Saturday, February 26, 2011

TriQuint and Skyworks Power iPhone 5

The upcoming Apple iPhone 5, due this summer, will be powered by TriQuint and Skyworks PAs. While it is disappointing that it will not have 4G LTE capability, according to an article from The Street about TriQuint, the Apple iPhone 5 will be a full featured world phone equipped with "seven power amplifiers" to improve the wireless reception on the full array of WCDMA and EVDO frequencies in the U.S. and Europe, says Rodman Renshaw analyst Ashok Kumar. This is good news for power amp supplier Triquint, which was left out of the Verizon iPhone 4 this year.

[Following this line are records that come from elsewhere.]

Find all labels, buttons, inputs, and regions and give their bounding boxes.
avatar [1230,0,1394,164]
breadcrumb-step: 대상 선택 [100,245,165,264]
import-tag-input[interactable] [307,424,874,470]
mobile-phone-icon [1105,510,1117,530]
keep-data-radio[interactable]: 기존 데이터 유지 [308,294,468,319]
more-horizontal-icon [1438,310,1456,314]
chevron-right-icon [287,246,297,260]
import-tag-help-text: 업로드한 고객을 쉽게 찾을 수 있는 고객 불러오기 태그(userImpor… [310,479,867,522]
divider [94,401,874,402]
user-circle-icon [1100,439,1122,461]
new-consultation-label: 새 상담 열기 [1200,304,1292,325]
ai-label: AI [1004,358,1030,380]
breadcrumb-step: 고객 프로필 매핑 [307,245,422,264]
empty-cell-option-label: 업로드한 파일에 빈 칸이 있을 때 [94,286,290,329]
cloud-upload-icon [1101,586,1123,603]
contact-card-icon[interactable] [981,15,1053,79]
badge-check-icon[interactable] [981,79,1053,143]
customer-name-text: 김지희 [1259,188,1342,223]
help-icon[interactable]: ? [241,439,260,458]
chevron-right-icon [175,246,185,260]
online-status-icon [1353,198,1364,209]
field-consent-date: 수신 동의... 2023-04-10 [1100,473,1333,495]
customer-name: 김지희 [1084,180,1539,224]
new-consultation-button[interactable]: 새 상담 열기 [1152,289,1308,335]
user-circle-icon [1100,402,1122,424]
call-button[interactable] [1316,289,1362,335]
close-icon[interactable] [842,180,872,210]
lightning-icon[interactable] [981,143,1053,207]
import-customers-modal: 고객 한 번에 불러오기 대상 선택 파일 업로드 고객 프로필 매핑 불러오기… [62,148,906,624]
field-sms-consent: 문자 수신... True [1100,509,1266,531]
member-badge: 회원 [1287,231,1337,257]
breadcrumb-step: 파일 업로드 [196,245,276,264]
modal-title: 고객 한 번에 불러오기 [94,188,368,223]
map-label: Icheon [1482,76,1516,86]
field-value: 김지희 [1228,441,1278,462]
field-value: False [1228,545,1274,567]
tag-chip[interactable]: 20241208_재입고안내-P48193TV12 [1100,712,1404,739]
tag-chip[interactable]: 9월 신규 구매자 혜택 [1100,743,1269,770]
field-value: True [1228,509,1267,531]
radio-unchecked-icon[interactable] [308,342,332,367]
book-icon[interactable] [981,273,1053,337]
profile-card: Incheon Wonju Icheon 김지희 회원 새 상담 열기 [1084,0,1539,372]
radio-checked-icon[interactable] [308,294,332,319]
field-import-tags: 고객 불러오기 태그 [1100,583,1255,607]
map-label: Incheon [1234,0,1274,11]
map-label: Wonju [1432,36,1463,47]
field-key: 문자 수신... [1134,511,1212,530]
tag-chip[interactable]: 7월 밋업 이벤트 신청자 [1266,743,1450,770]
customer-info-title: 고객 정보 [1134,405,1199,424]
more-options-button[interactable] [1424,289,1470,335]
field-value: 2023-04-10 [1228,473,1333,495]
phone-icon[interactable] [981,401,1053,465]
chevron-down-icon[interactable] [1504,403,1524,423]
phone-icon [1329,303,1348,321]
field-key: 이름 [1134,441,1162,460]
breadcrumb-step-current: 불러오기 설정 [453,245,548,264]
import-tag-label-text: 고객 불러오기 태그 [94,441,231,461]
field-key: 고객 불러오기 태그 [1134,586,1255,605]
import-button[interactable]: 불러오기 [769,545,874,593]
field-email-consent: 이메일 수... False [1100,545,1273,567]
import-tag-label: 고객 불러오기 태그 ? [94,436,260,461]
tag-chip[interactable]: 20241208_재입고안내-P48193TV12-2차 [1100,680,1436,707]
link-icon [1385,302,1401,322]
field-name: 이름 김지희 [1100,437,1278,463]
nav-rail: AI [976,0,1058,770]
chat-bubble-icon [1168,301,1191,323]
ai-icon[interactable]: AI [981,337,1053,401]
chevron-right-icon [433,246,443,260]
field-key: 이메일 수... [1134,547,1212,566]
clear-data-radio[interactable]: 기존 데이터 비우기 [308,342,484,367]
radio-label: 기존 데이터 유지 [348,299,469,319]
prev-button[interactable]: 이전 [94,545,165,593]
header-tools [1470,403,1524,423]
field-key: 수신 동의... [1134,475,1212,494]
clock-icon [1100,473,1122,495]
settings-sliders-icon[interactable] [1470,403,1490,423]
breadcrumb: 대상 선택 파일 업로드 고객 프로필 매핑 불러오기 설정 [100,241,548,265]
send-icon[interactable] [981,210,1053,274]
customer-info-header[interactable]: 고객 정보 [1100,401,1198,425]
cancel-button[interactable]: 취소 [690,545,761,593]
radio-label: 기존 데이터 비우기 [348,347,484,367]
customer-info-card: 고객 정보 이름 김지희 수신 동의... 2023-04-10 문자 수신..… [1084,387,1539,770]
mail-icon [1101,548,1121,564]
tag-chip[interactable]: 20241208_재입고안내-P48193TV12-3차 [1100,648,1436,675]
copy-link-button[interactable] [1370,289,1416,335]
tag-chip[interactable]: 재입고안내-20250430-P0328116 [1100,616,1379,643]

The Street goes on to say that Triquint is back in the iPhone 5 and sharing power amp supply duties with rival Skyworks. "We expect Triquint to gain share and outgrow most of its peers in mobile phones, while improving margins," according to Charter Equity Research analyst Ed Snyder. Snyder says chipmaker Triquint is in a sweet spot as phone makers push for better wireless performance.

Apple's move to improve its wireless reception performance comes after three rough years of complaints about poor service at AT&T. And as industry experts have pointed out, not all of Apple's iPhone connection quality issues were due to AT&T. Apple's effort to design the iPhone to use less power apparently caused some unintended effects with signal jamming. The iPhone was recently released on Verizon and while there does not seem to be major reception complaints, Consumer Reports has said that their tests show the Verizon iPhone 4 version still has some antenna issues when the antenna element gaps is bridged by holding it.

RFMD, Skyworks and TriQuint continue to dominate the cellular front-end market ast the big three but Avago and Anadigics are fighting for larger market share. We are seeing a lot of innovative changes coming in the front-end modules as different configurations are being developed including new switch technologies such as SOI/SOS switches, miniature BAW filters, tunable devices such as MEMS and others, and wide band power amps that can support multiple bands. It will be interesting to see how these technologies play out over the next year or so.